When we butcher a cow, we use most everything except the "moo." We make bone broth with the bones and pressure can it. We render the tallow for soapmaking and for cooking and so on and so forth. Same thing with the bees. The honey is the main attraction, but there are other uses for what's left behind. Tonight I'll show you what we did.
Here's a photo of the cappings. When the honey in the comb reaches the correct moisture percentage (17%, I think), the bees cap it. In order to pull honey, you must cut the cappings. You try to cut as little as possible so the bees don't have to work so hard to make comb and can make honey quicker. Here is a container that catches all the cappings. There is honey in it, too. The honey drips down into the lower container, where it is drained off through a honey gate.
But what about all that wax?
The wax will not be wasted. We manually squeeze as much honey as possible out of the wax.
That leaves little palm-sized wax footballs. We throw those in a bag.
We put some water in a crock pot and warm up. The wax is put into a muslin cloth 'filter' and is melted.
The wax runs right through and the muslin cloth catches most of the solids. A lot of that is propolis. We squeeze everything we can out into the crock pot that is heated up.
Then we let the wax in the crock pot come to room temperature. The wax is on top and the water goes to the bottom.
We did this numerous times to process all the wax. It hardens into disks and then we weighed it.
Here is all of it once we were done:
The cappings from our 13.5 pounds of honey made 2.25 pounds of beeswax. Our friend that let us use his honey extracting equipment did not want his cappings, so he gave it to us. The cappings from his 16 pounds or extracted honey made 2.75 pounds of beeswax.

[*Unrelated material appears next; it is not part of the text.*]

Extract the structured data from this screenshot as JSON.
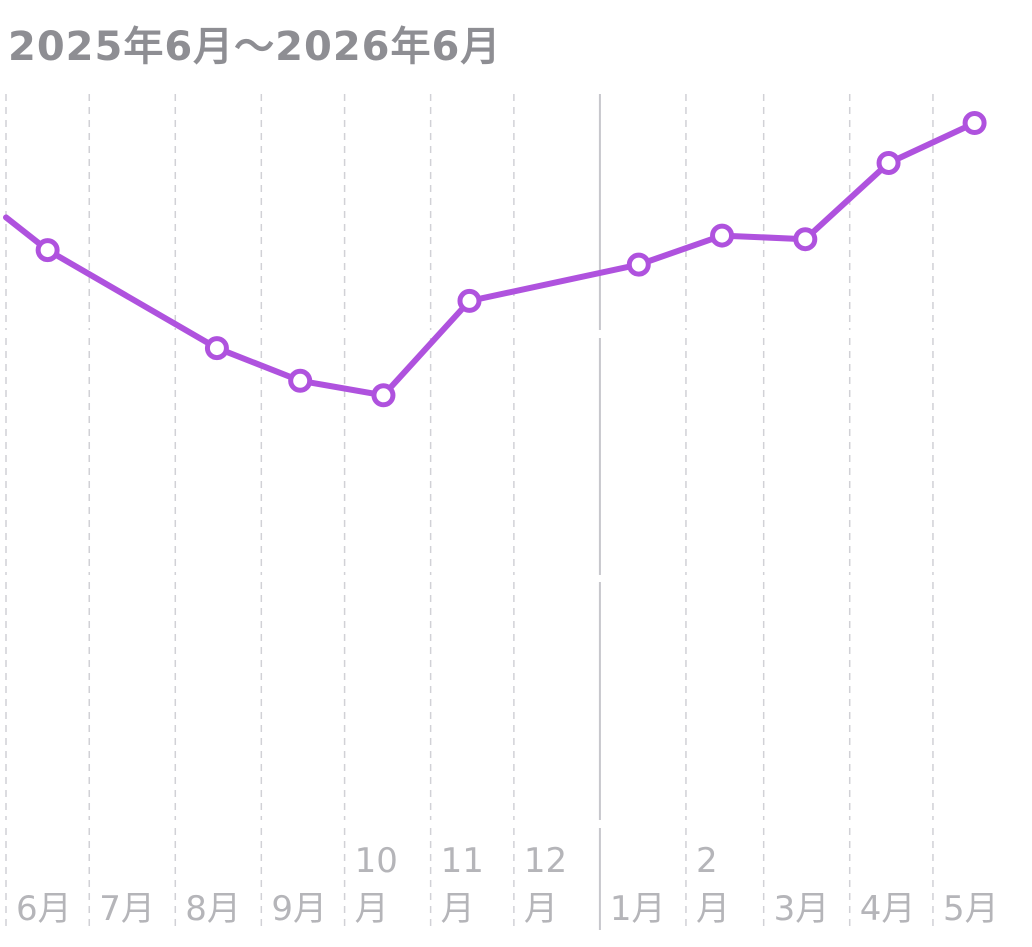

In all we have 5 pounds of beeswax! We plan on making candles, lip balm, furniture polish, and melt some to brush on to frames prior to putting foundation in the hives to give the bees a head start.
But wait, there's more! The 'water' at the bottom of the crock pot when the wax goes to the top isn't just water, it's honey water. We filled bowls of it, but didn't throw it out.
We put it in freezer jars and freezer bags and will freeze it and give it back to the bees.
In the winter, when there's not much for the bees to eat, we'll thaw out the honey water and pour into bowls for the bees to come eat. Many people feed their bees sugar water, but we'll try a natural approach and feed them their own honey water. It'll have them fat and happy to begin making honey for next spring.